Played by Joseph Gordon-Levitt, First Officer Tobias Ellis is a calm, serious young American aviator based in Germany working an evening Berlin-to-Paris flight with 85 passengers aboard. The crew includes Michael (Carlo Kitzlinger), the flight’s captain, and Gökce (Aylin Tezel), a flight attendant and the mother of Tobias’ 2-year-old son.
Vollrath, an Oscar nominee for the live-action short “Everything Will Be Okay,” opens with a prophetic quote from M.K. Gandhi: “An eye for an eye leaves the world blind.” That’s followed by surveillance video from the passenger terminal at the Berlin airport capturing seemingly routine activity, accompanied by a foreboding hum that feels like cabin pressure building. (There is no traditional score, just the internal sounds of an aircraft.)

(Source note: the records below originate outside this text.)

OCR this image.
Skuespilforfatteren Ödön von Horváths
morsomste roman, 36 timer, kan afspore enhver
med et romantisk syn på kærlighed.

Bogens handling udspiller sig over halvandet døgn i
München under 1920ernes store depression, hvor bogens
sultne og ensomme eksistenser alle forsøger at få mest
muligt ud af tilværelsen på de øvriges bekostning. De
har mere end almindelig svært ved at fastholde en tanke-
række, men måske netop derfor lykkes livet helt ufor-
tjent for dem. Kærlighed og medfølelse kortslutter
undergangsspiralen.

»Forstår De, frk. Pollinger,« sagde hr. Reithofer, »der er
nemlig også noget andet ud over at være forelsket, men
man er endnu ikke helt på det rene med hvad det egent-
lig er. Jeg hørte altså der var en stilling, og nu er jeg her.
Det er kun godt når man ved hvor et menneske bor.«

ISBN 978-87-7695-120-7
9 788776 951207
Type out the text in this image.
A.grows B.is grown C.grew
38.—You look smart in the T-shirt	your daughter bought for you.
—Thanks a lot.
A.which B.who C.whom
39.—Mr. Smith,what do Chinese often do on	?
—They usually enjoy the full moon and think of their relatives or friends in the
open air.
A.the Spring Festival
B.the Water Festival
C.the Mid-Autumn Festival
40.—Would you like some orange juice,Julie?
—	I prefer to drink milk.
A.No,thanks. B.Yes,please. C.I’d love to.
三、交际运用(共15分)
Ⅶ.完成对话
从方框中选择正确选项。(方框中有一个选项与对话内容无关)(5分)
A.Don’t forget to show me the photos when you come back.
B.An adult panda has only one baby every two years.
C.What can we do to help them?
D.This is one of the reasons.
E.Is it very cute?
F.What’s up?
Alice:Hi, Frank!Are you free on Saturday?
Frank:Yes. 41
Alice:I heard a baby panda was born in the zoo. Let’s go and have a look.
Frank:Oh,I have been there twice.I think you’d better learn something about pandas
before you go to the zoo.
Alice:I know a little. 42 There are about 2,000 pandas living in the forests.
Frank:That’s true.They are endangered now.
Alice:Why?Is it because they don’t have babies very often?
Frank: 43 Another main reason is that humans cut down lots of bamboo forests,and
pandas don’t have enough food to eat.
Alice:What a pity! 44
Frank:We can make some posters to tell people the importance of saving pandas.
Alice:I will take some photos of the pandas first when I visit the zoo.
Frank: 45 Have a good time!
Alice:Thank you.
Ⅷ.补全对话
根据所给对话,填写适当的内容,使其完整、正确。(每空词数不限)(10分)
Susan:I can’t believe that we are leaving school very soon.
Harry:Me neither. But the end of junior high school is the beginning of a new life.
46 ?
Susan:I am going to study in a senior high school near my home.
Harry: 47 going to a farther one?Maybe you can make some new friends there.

Virtually everything from that point on takes place in the cockpit or from its perspective. The small details of preparing for flight follow. The flipping of switches, the twirling of knobs and the rattling off of coordinates and flight plans by Michael and Tobias lull us into a false sense of the mundane.
Tobias soothes Gökce over their son not getting into a particular preschool, the passengers board and the captain and the ground crew deal with a pair of late arrivals. Shortly after takeoff, once the “fasten your seat belts” sign has been turned off, two men, Kinan (Murathan Muslu) and Vedat (Omid Memar), storm the cockpit with improvised knives and both pilots are wounded, setting in motion a harrowing battle for control of the plane.
Shot on a decommissioned Airbus A320, the film is steeped in verisimilitude with parts that feel like a fly-on-the-wall documentary. Kitzlinger flew for Lufthansa for more than 20 years and helped train Gordon-Levitt in the logistics of pretending to fly the aircraft.
In the script by Vollrath and Senad Halilbasic, the technical jargon is reportedly the only dialogue, with the actors improvising the rest in long takes. Unlike many improvised films, the dialogue here is largely credible as the actors have clear actions and motivation for speaking.
The confines of the cockpit create a setting that is both uncomfortably intimate yet detached from the action in the cabin — largely seen via closed-circuit video — where several more hijackers menace the hostages. The images captured by cinematographer Sebastian Thaler, combined with visual and practical effects, evoke the claustrophobic environment. Editor Hansjörg Weissbrich wrestled hour-long takes into a taut, compelling narrative that only occasionally drags.
The cast, especially Gordon-Levitt and Memar as Vedat, the youngest of the hijackers, excel at combining drama and physicality. Rather than the over-choreographed fight scenes of most Hollywood movies, the violence here is clumsy, painful and visceral.
Although “7500” — the air traffic control code for hijacking — lacks the real-life stakes of Paul Greengrass’ “United 93” or the bigger-budget action of movies such as “Executive Decision” and “Non-Stop,” it manages to make the story land emotionally. For both Tobias and Vedat, the futility expressed by Gandhi’s quote is heartbreakingly personal.